December 11th, 2018 by Michael Rink
IBM Announces Spectrum Scale On NVIDIA DGX-1 Server
IBM recently announced a converged appliance developed with NVIDIA, the IBM Spectrum AI with NVIDIA DGX. The Spectrum DGX combines NVIDIA’s DGX-1 server with IBM’s Spectrum Scale on all-flash.
IBM’s Spectrum Scale is a well-known cluster file system. Originally called IBM General Parallel File System (GPFS) it was renamed to Spectrum Scale three years ago. It provides concurrent access to a single file system or set of file systems from multiple nodes. It supports nodes that are SAN attached, network attached, a mixture of SAN attached and network attached, or in a nothing shared cluster configuration. On each node in the cluster, IBM Spectrum Scale consists of three basic components: administration commands, a kernel extension, and a multithreaded daemon. These three components combine to provide a global namespace, shared file system access among IBM Spectrum Scale clusters, simultaneous file access from multiple nodes, high recoverability and data availability through replication, and the ability to make changes while a file system is mounted.

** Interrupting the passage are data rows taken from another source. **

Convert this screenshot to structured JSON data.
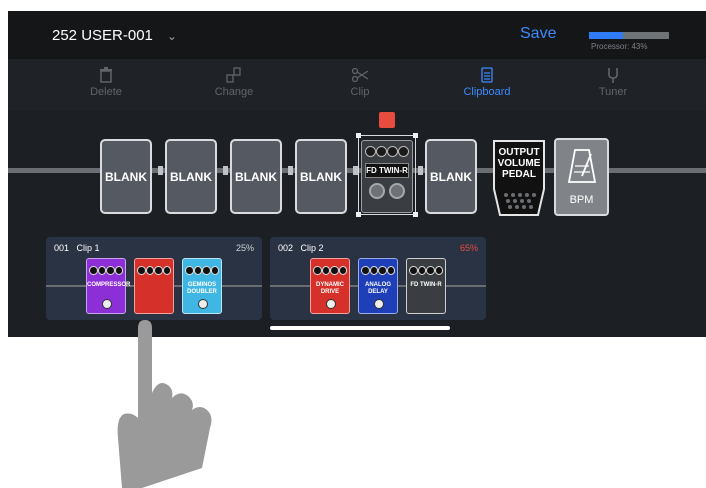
{
  "header": {
    "preset_name": "252 USER-001",
    "save_label": "Save",
    "processor_label": "Processor: 43%",
    "processor_value": 0.43
  },
  "toolbar": {
    "delete_label": "Delete",
    "change_label": "Change",
    "clip_label": "Clip",
    "clipboard_label": "Clipboard",
    "tuner_label": "Tuner"
  },
  "chain": {
    "blank_label": "BLANK",
    "amp_label": "FD TWIN-R",
    "output_volume_label": "OUTPUT VOLUME PEDAL",
    "bpm_label": "BPM"
  },
  "clips": [
    {
      "number": "001",
      "name": "Clip 1",
      "percent": "25%",
      "percent_color": "#cfd3d8",
      "pedals": [
        "COMPRESSOR",
        "",
        "GEMINOS DOUBLER"
      ]
    },
    {
      "number": "002",
      "name": "Clip 2",
      "percent": "65%",
      "percent_color": "#e74c3c",
      "pedals": [
        "DYNAMIC DRIVE",
        "ANALOG DELAY",
        "FD TWIN-R"
      ]
    }
  ],
  "colors": {
    "accent": "#3d8bff",
    "marker": "#e74c3c"
  }
}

NVIDIA targets the DGX-1 at AI research, and it is impressively well suited to that task. The system has eight Tesla V100 GPUs that provide a total of 256GB GPU memory. The CPU is typically a dual-core Intel Xeon. With 40,960 CUDA cores and 5,120 Tensor cores, this beast will be able to handle any AI model you throw at it. Four 1.92 TB SSDs in a RAID 0 setup provide storage. NVIDIA also preloads software onto the DGX designed to wring the most performance possible from their GPUS.

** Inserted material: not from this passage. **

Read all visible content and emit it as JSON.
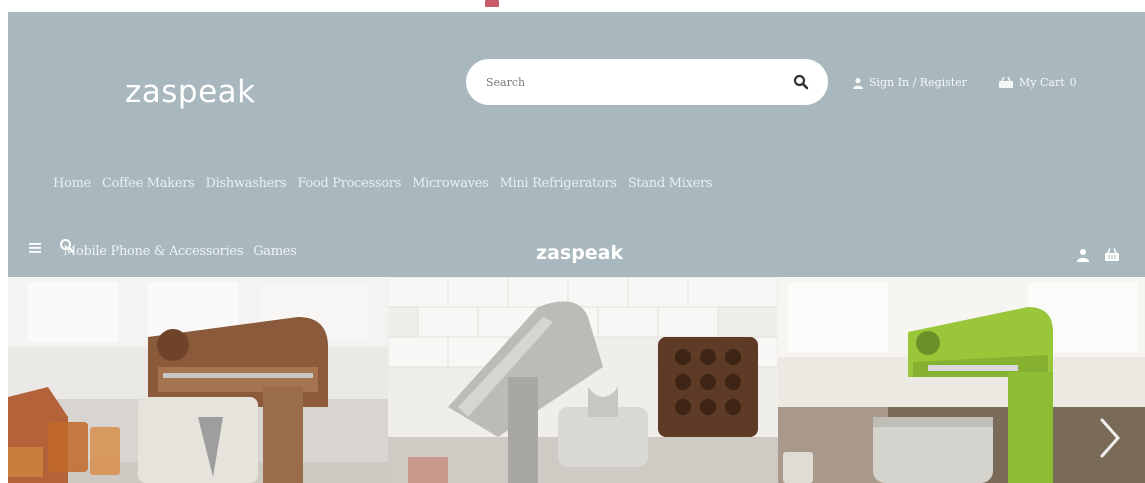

Combined they provide a complete solution of systems and software. IBM Spectrum AI with NVIDIA is designed for data science productivity and IT simplicity. Software-defined, IBM SpectrumAI with NVIDIA DGX can be configured to meet your current and growing business requirements. IBM Spectrum Scale can be deployed in configurations from a single IBM Elastic Storage Server (ESS), to support a few NVIDIA DGX-1 servers, to full rack of 9 servers with 72 Tesla V100 Tensor Core GPUs to multi-rack configurations. Using a full rack, IBM SpectrumAI with NVIDIA DGX has demonstrated 120GB/s of data throughput to support multiple user and multiple models simultaneously.